The students decided to use a yardstick, 1 meter long, which leans against a wall in the class, in order to identify what is really happening. But the experiment was running fast in time, making experimental observations difficult and the conclusions inaccessible. How about using an interactive physical simulator?
After that, students, used the software Interactive Physics, an interactive physical simulator, in order to set the experiment on a computer. Additional programs like that were used, such as the STEP simulator, a free licensed interactive software simulator, accessible here: https://edu.kde.org/step/. The key of the experiment is that the ladder’s tip leaves the wall at some point in its descent near the ground. A fact that was closely observed, but not for sure, on the real experiment.
After using the software, the students could find the mathematical error in their calculations, as no actual triangle exists in the time that the ladder’s tip leaves the wall, so they realized they cannot use the Pythagorean Theorem.
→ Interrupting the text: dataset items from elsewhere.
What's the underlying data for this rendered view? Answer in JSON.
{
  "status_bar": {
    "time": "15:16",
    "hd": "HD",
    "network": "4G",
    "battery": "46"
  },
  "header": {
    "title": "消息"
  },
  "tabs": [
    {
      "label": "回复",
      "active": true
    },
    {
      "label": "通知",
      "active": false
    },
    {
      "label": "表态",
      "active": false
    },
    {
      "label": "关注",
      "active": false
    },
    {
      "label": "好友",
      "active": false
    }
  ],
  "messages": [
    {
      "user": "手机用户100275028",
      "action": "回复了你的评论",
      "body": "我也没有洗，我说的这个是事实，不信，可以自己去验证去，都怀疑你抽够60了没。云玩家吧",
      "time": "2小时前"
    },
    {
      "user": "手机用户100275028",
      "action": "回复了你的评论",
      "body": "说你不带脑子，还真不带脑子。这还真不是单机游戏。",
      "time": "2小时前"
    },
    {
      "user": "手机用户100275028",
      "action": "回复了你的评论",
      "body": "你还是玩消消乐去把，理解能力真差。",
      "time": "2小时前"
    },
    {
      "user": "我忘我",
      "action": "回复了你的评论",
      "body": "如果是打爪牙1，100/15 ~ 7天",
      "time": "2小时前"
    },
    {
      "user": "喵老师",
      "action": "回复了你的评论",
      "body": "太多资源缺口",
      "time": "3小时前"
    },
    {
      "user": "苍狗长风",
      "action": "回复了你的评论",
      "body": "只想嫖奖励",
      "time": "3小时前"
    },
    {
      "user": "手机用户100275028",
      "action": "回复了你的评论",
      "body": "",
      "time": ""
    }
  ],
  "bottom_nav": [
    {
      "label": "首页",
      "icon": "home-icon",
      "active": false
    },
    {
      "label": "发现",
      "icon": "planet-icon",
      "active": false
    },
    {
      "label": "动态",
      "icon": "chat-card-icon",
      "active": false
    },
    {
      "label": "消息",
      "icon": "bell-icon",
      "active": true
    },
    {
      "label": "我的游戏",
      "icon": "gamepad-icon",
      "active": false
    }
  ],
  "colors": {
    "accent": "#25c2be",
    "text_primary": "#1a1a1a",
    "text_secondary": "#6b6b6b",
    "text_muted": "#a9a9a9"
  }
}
The successful results of the use of an interactive physical simulator were obvious at the time of the experiment, and later on. The students had apparently understood the mathematical problem during the time of the experiment, and the less interested students were a lot more eager to discuss mathematics, even requesting to use the simulator computer program.
A real experiment is not always possible to be used in the classroom and even if this happens, the observatory can’t always ‘catch’ the moment of impact. Model simulators on a computer, can make the experiment more interactive, accessible and observable, while a discussion with a physicist in the same time gives more hints for the students, more intriguing. Additionally, the use of digital tools by the students is encouraged as an added value which leads to an efficient engagement of them with mathematics, robotics and computer science competitions.
Questions for reflection:
- Why can practical examples in mathematics be more easily depicted in simulations?
- How does identifying an error affect the interest of the less interested student?
- Can you think of mathematical examples that are ideal to be explained with model simulators?